Произошедшее оказалось для Игаля и Яэли ударом нежданным и болезненным; их зарплаты стали казаться пособием по бедности, а время выбрасывало все новые и новые приметы роскоши. Неожиданно они обнаружили, что все чаще испытывают подспудную зависть и начали учиться побеждать и ее. Но они были уже старше, уколы самолюбия были глубже, хоть и не такими мучительными, и победа далась им тяжелее, чем прежде.
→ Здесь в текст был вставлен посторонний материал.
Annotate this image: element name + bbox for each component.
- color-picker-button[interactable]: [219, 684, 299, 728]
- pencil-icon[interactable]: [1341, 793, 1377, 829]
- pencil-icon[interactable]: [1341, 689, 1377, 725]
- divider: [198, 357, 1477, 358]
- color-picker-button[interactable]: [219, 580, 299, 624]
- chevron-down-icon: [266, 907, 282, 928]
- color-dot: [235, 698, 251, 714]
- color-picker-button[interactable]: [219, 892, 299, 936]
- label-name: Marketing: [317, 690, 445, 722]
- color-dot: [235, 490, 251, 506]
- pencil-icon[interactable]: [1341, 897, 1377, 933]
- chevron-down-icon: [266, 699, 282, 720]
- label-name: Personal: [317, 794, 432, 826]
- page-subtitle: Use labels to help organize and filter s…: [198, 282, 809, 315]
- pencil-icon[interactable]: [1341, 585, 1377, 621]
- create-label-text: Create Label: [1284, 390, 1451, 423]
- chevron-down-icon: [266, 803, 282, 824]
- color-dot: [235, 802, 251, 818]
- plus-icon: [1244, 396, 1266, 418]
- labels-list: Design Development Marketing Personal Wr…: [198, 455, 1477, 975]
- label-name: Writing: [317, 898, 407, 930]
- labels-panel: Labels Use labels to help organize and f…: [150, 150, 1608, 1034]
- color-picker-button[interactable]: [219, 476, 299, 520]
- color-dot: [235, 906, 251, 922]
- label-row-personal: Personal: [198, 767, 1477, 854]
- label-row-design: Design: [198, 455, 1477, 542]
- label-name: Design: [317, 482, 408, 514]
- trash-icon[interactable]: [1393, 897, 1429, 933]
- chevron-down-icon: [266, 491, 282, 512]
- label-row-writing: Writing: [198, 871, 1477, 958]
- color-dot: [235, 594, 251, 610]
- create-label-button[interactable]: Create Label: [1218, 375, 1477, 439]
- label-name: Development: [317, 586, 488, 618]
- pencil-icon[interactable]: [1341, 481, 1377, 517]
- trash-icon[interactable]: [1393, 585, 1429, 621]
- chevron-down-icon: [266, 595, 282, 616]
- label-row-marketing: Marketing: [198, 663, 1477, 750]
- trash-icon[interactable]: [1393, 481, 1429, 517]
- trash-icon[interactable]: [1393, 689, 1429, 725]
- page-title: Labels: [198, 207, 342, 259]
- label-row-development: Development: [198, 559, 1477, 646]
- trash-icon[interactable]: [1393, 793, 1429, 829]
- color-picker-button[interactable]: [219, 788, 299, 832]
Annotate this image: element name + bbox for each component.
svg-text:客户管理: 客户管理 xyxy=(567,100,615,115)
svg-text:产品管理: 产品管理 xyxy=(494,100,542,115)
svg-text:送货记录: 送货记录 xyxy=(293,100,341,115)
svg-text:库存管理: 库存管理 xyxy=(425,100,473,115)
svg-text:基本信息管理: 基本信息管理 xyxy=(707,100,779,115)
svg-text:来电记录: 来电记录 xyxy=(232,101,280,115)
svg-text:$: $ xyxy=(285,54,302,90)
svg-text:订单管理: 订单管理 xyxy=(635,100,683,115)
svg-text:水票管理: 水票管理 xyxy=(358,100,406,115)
Но еще больше, чем культ обогащения в этой новой стране растущей страсти к наживе, их мучило то, что и их отказ теперь стал предметом торговли. Люди, еще недавно мечтавшие о марш-бросках и отворачивавшиеся при встрече с Яэль, начали громогласно рассуждать о любви к миру; оказалось, что в этой так быстро изменившейся стране стремление к миру может являться и товаром, и залогом карьеры гораздо более надежным, нежели воинственные лозунги. В конечном счете эти лозунги были оставлены тем, кого можно было за них презирать. Быть бедным стало не только стыдно, теперь бедные еще и превратились в "фашистов". "А раз они фашисты, - как-то сказала бывшая подруга Игаля, - то во власти их быть не должно. Разве это не так? Разве мы хотим, чтобы нами правили фашисты?" Впрочем, если у бывших бедных вдруг оказывалось много денег, им обычно прощалось, что когда-то они были бедными, и их больше не считали фашистами; но именно поэтому для демократии и было лучше, чтобы бедные оставались бедными - или хотя бы ненавидели всех тех, кто не был на них похож. Яэль и Игаль думали о себе как о свидетелях истории, но их мучила горечь. Когда-то они так мечтали о том, чтобы наступило всеобщее прозрение: чтобы звуки военных маршей перестали заглушать музыку души; теперь же оно наступило и не принесло им облегчения. "В этой стране стыдно быть и левым, и правым", - сказала как-то Яэль. "Что же нам теперь делать?" - ответил ей Игаль, ответил, совсем как тогда.